The moment you find out you are pregnant, anxiety and worry wash over you.  You worry about a miscarriage or if the baby is developing right.  Then you worry that you will make it to full term.  Then you have an infant and the stress of milestowns and SIDs can take over.  With each birthday, I do not think it gets any easier.  You NEVER stop worrying, each year brings something else.  This world is a scary place, too scary for my precious babies.  This year my baby will finally be starting school.  I tucked her into bed tonight and gave her a kiss a million kisses and told her that when she woke up she would be 5, her response was " when will I be 18?"
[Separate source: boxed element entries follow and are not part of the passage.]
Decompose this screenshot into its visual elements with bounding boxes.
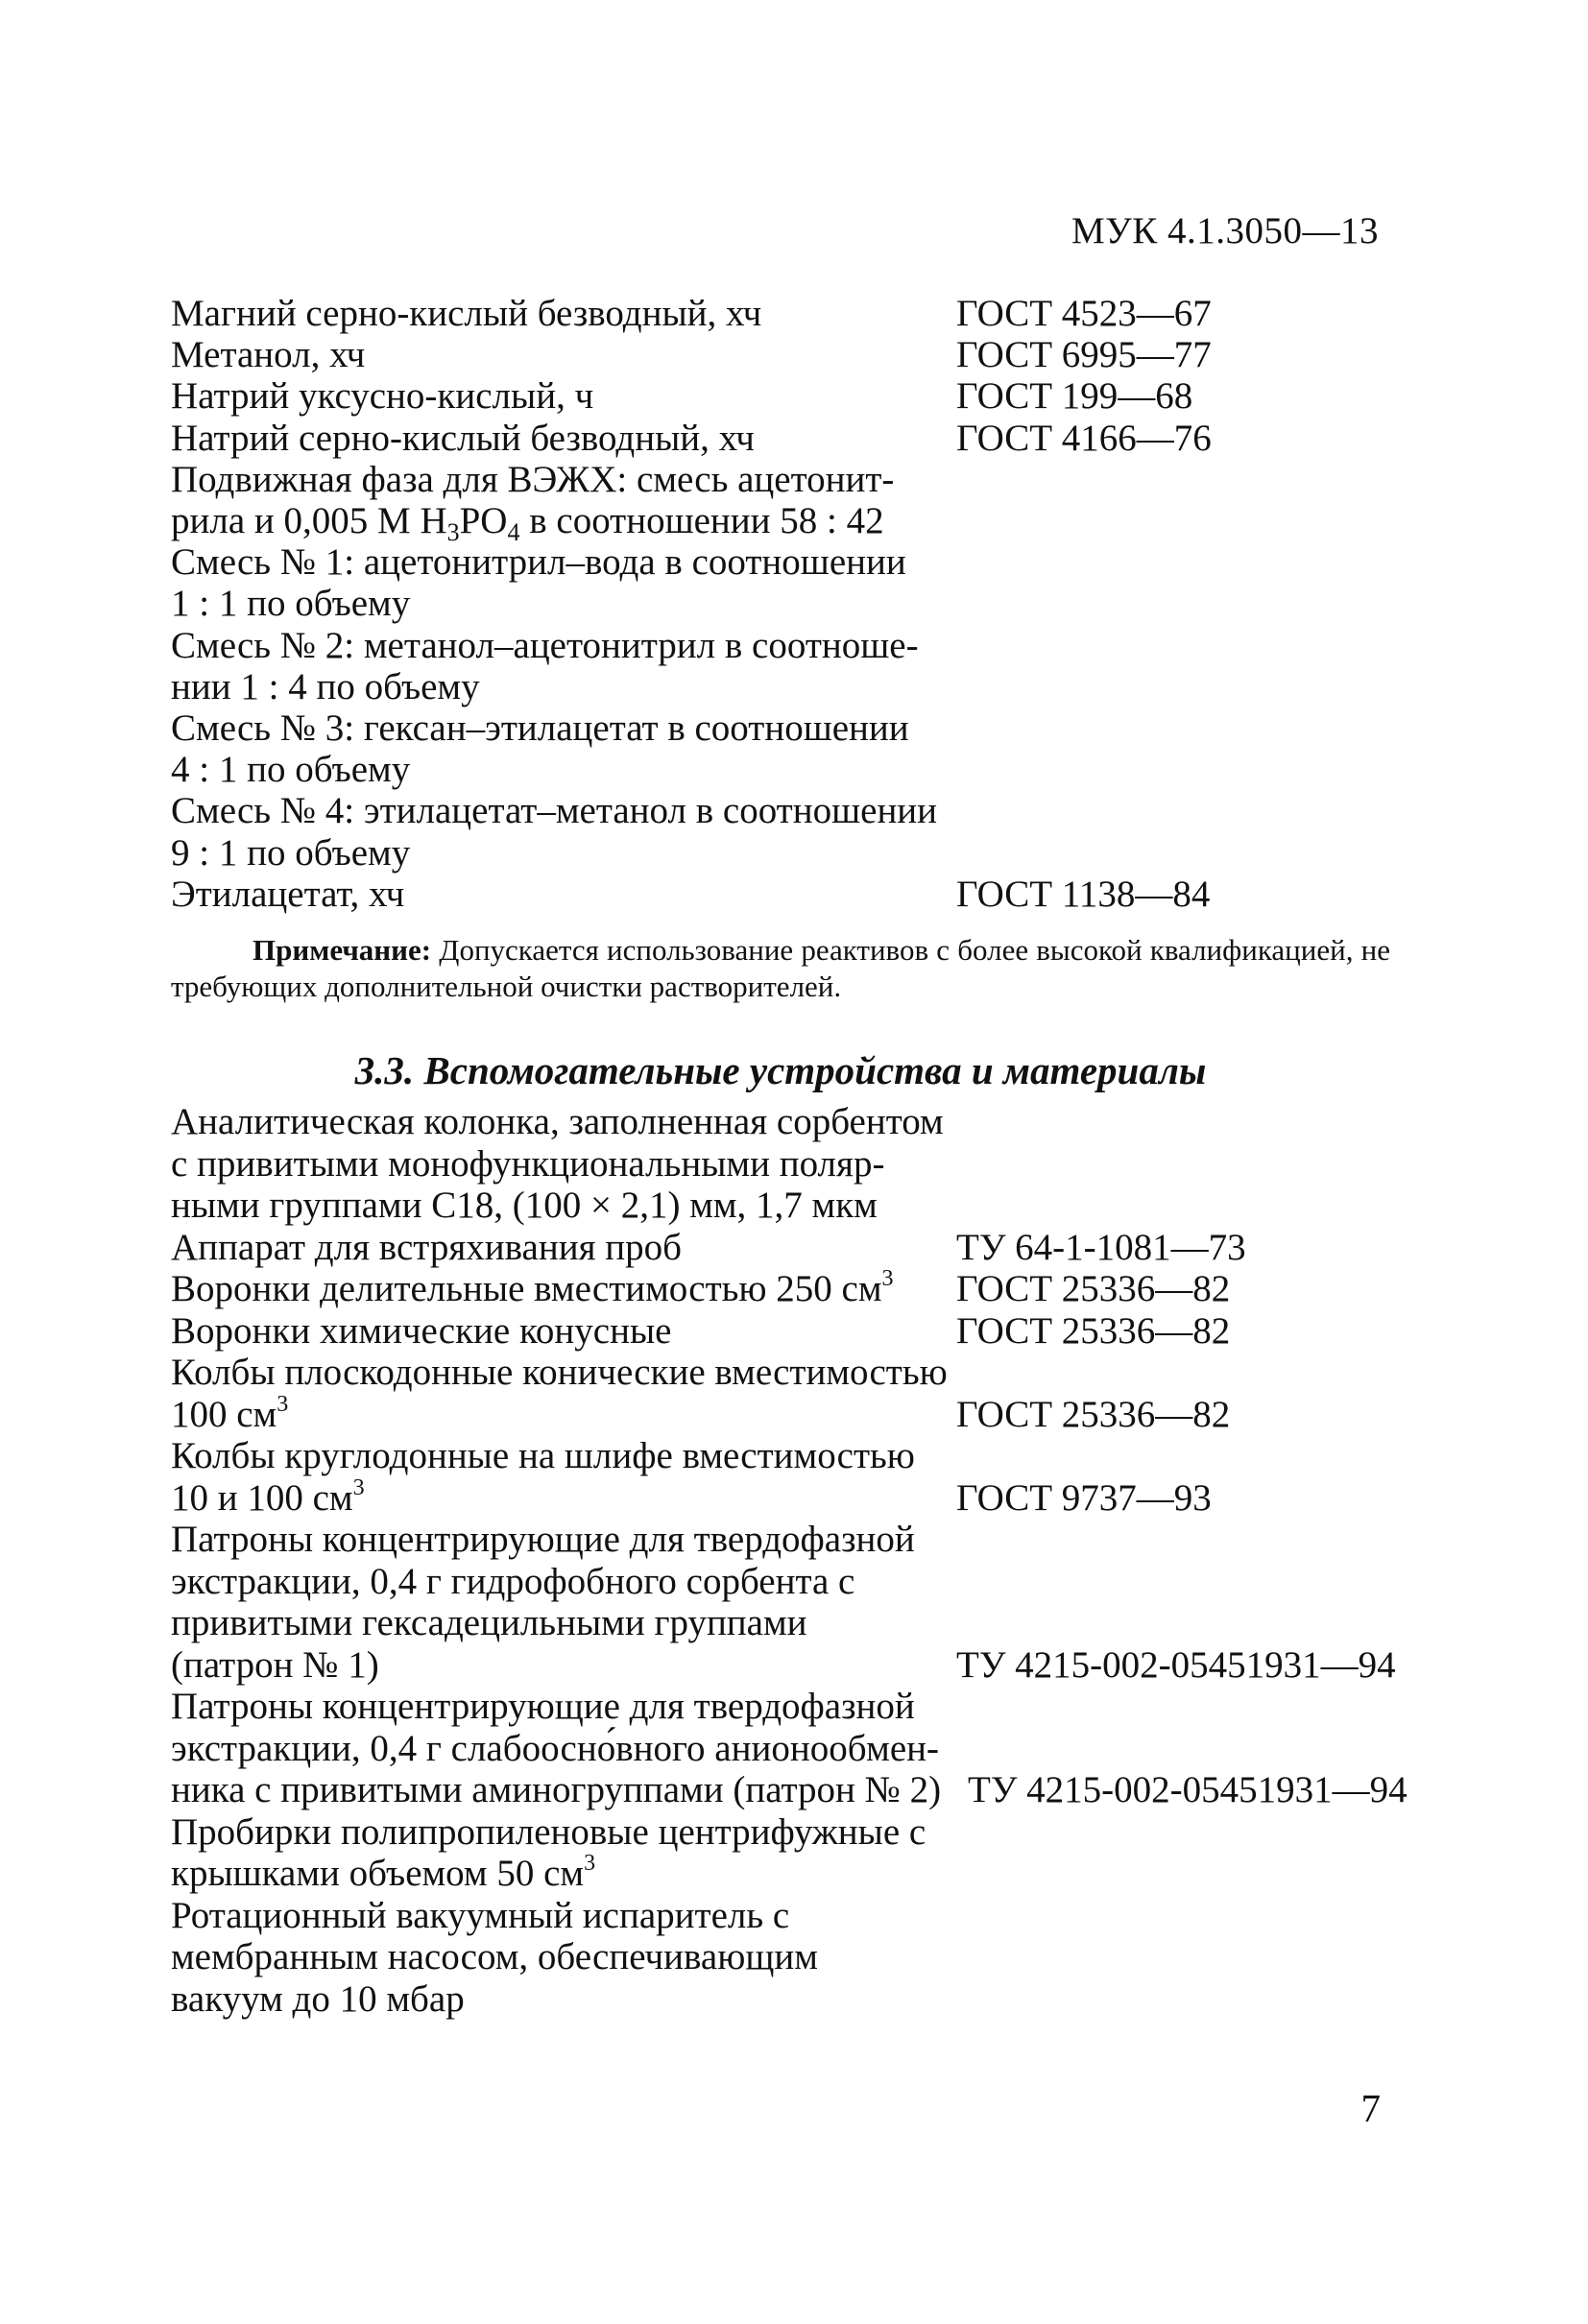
reagents-row bbox=[171, 418, 1448, 459]
reagents-row bbox=[171, 459, 1448, 500]
reagents-row bbox=[171, 541, 1448, 583]
reagents-item-name: Магний серно-кислый безводный, хч bbox=[171, 293, 762, 334]
reagents-row bbox=[171, 375, 1448, 417]
note-text: Допускается использование реактивов с более высокой квалификацией, не требующих дополнительной очистки растворителей. bbox=[171, 933, 1390, 1004]
equipment-item-standard: ГОСТ 25336—82 bbox=[956, 1268, 1231, 1310]
page-number: 7 bbox=[1360, 2086, 1381, 2130]
reagents-row bbox=[171, 500, 1448, 547]
equipment-item-name: Воронки химические конусные bbox=[171, 1309, 672, 1352]
reagents-row bbox=[171, 666, 1448, 707]
equipment-item-name: 100 $см^3$ bbox=[171, 1391, 289, 1435]
equipment-row bbox=[171, 1644, 1448, 1687]
reagents-item-name: Натрий уксусно-кислый, ч bbox=[171, 375, 594, 418]
equipment-item-name: Пробирки полипропиленовые центрифужные с bbox=[171, 1810, 926, 1853]
reagents-item-standard: ГОСТ 1138—84 bbox=[956, 873, 1211, 915]
reagents-item-name: Смесь № 4: этилацетат–метанол в соотношении bbox=[171, 790, 938, 832]
equipment-row bbox=[171, 1978, 1448, 2021]
equipment-row bbox=[171, 1185, 1448, 1227]
reagents-item-name: нии 1 : 4 по объему bbox=[171, 665, 480, 707]
equipment-item-name: Колбы плоскодонные конические вместимостью bbox=[171, 1352, 948, 1394]
equipment-row bbox=[171, 1519, 1448, 1561]
reagents-row bbox=[171, 832, 1448, 874]
equipment-row bbox=[171, 1811, 1448, 1854]
equipment-item-name: экстракции, 0,4 г слабоосно́вного анионообмен- bbox=[171, 1727, 940, 1769]
equipment-item-name: Патроны концентрирующие для твердофазной bbox=[171, 1686, 915, 1728]
equipment-item-name: мембранным насосом, обеспечивающим bbox=[171, 1936, 818, 1978]
equipment-item-name: вакуум до 10 мбар bbox=[171, 1977, 465, 2020]
equipment-row bbox=[171, 1936, 1448, 1978]
reagents-row bbox=[171, 707, 1448, 749]
equipment-item-standard: ГОСТ 25336—82 bbox=[956, 1393, 1231, 1435]
equipment-list bbox=[171, 1101, 1448, 2020]
equipment-item-name: привитыми гексадецильными группами bbox=[171, 1602, 807, 1644]
note-paragraph bbox=[171, 932, 1390, 1005]
equipment-item-name: Колбы круглодонные на шлифе вместимостью bbox=[171, 1435, 915, 1477]
equipment-item-standard: ГОСТ 25336—82 bbox=[956, 1309, 1231, 1352]
equipment-item-name: с привитыми монофункциональными поляр- bbox=[171, 1142, 885, 1185]
equipment-item-name: ника с привитыми аминогруппами (патрон № 2) bbox=[171, 1769, 942, 1811]
section-title: 3.3. Вспомогательные устройства и материалы bbox=[354, 1048, 1207, 1093]
equipment-row bbox=[171, 1853, 1448, 1895]
equipment-item-standard: ТУ 64-1-1081—73 bbox=[956, 1226, 1246, 1268]
equipment-row bbox=[171, 1268, 1448, 1310]
equipment-row bbox=[171, 1435, 1448, 1477]
equipment-row bbox=[171, 1686, 1448, 1728]
reagents-item-standard: ГОСТ 4166—76 bbox=[956, 417, 1212, 459]
reagents-row bbox=[171, 293, 1448, 334]
reagents-item-standard: ГОСТ 4523—67 bbox=[956, 293, 1212, 334]
equipment-item-standard: ГОСТ 9737—93 bbox=[956, 1476, 1212, 1519]
equipment-item-standard: ТУ 4215-002-05451931—94 bbox=[956, 1643, 1396, 1686]
equipment-item-standard: ТУ 4215-002-05451931—94 bbox=[968, 1769, 1408, 1811]
reagents-row bbox=[171, 625, 1448, 666]
reagents-item-name: Смесь № 3: гексан–этилацетат в соотношении bbox=[171, 707, 909, 750]
equipment-row bbox=[171, 1143, 1448, 1186]
reagents-item-name: Подвижная фаза для ВЭЖХ: смесь ацетонит- bbox=[171, 458, 895, 500]
reagents-row bbox=[171, 749, 1448, 790]
equipment-row bbox=[171, 1310, 1448, 1353]
equipment-item-name: экстракции, 0,4 г гидрофобного сорбента с bbox=[171, 1560, 855, 1602]
reagents-item-standard: ГОСТ 199—68 bbox=[956, 375, 1193, 418]
reagents-item-standard: ГОСТ 6995—77 bbox=[956, 334, 1212, 376]
reagents-item-name: 9 : 1 по объему bbox=[171, 831, 411, 874]
reagents-row bbox=[171, 334, 1448, 375]
equipment-row bbox=[171, 1895, 1448, 1937]
equipment-row bbox=[171, 1474, 1448, 1520]
equipment-row bbox=[171, 1101, 1448, 1143]
equipment-row bbox=[171, 1602, 1448, 1644]
page-content bbox=[171, 293, 1448, 2020]
equipment-row bbox=[171, 1769, 1448, 1811]
equipment-row bbox=[171, 1561, 1448, 1603]
reagents-item-name: Смесь № 1: ацетонитрил–вода в соотношении bbox=[171, 541, 906, 584]
equipment-row bbox=[171, 1728, 1448, 1770]
document-code: МУК 4.1.3050—13 bbox=[1071, 210, 1379, 252]
equipment-item-name: Аналитическая колонка, заполненная сорбентом bbox=[171, 1101, 944, 1143]
reagents-item-name: рила и 0,005 М $H_3PO_4$ в соотношении 58 : 42 bbox=[171, 500, 884, 547]
equipment-item-name: Патроны концентрирующие для твердофазной bbox=[171, 1519, 915, 1561]
equipment-item-name: Ротационный вакуумный испаритель с bbox=[171, 1894, 790, 1936]
reagents-item-name: 4 : 1 по объему bbox=[171, 749, 411, 791]
reagents-row bbox=[171, 583, 1448, 624]
equipment-item-name: крышками объемом 50 $см^3$ bbox=[171, 1851, 596, 1895]
reagents-row bbox=[171, 874, 1448, 915]
equipment-item-name: Воронки делительные вместимостью 250 $см^3$ bbox=[171, 1266, 894, 1310]
reagents-item-name: 1 : 1 по объему bbox=[171, 583, 411, 625]
reagents-item-name: Натрий серно-кислый безводный, хч bbox=[171, 417, 755, 459]
reagents-item-name: Этилацетат, хч bbox=[171, 873, 405, 915]
equipment-row bbox=[171, 1227, 1448, 1269]
equipment-item-name: ными группами С18, (100 × 2,1) мм, 1,7 мкм bbox=[171, 1185, 878, 1227]
reagents-row bbox=[171, 790, 1448, 831]
equipment-item-name: Аппарат для встряхивания проб bbox=[171, 1226, 682, 1268]
equipment-item-name: 10 и 100 $см^3$ bbox=[171, 1474, 365, 1519]
equipment-row bbox=[171, 1352, 1448, 1394]
equipment-row bbox=[171, 1391, 1448, 1436]
reagents-list bbox=[171, 293, 1448, 915]
equipment-item-name: (патрон № 1) bbox=[171, 1643, 379, 1686]
reagents-item-name: Смесь № 2: метанол–ацетонитрил в соотноше- bbox=[171, 624, 919, 666]
note-label: Примечание: bbox=[253, 933, 432, 968]
reagents-item-name: Метанол, хч bbox=[171, 334, 366, 376]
In a blink of an eye I'm sure.

Happy birthday my sweet girl.  I love you to the moon and back.


Friday, March 1, 2013

The problem with boys...

So as some of you may know, we didn't find out the sex of our third baby while pregnant. The whole pregnancy I debated weather I would want another girl or another boy... Today I was catching up on cleaning the bathroom since I was sick all week. What do I find all around the toilet? Lots of little pee drops. Under the seat and around the actual toilet. I can't wait until he can control his aim! This made me thankful for another girl. Don't get me wrong I love him with every piece of my heart. Just not his pee drops. He also asked for a bandaid on his penis because the seat slammed on it... Ahhh ok?!?

Tuesday, February 26, 2013

Weekend Recap

The weekends seem to go by so fast anymore, especially when I am trying to get ready for Ella's party.  I cannot believe that another year has gone by and she will officially be school aged.  It makes me tear up just thinking about it, who gave her permission to grow up?!  She is so smart and it amazes me.  Kollin is catching up with her too, he is finally talking more and just melts my little heart.  I think this is why I cuddle Emelia so much, before I know it she will be walking and talking. 

Anyway, over the weekend we got the kids pictures taken for easter with cute baby bunnies.  I am tempted to buy one now but know that before long it will be big and pooping everywhere. (not as cute)  But we managed to get really cute pictures of the 3 of them.  It was also national margarita night so you know I enjoyed a maragarita or 2.  On Sunday, I started getting sick which I am still recovering from.  Hopefully by tomorrow morning I will be back to myself in order to get things finished for Ella's birthday. 

Friday, February 22, 2013

Taking the Plunge

I have finally decided to take the plunge into the blogging world.  With my oldest daughter's 5th birthday quickly approaching in a little over a week, I have decided that I want a place to be able to keep our memories.  I look at Emelia who is almost 4 months old already and am brought to tears at how fast it goes.  Before I know it she too will be turning 5.  Don't get me wrong, I look forward to each milestone along the way and seeing the amazing people that the three of them will turn into.  Yet all I want is for them to stay tiny and my 3 little lovebugs forever. 

                                         It is the little things that I do not want to forget.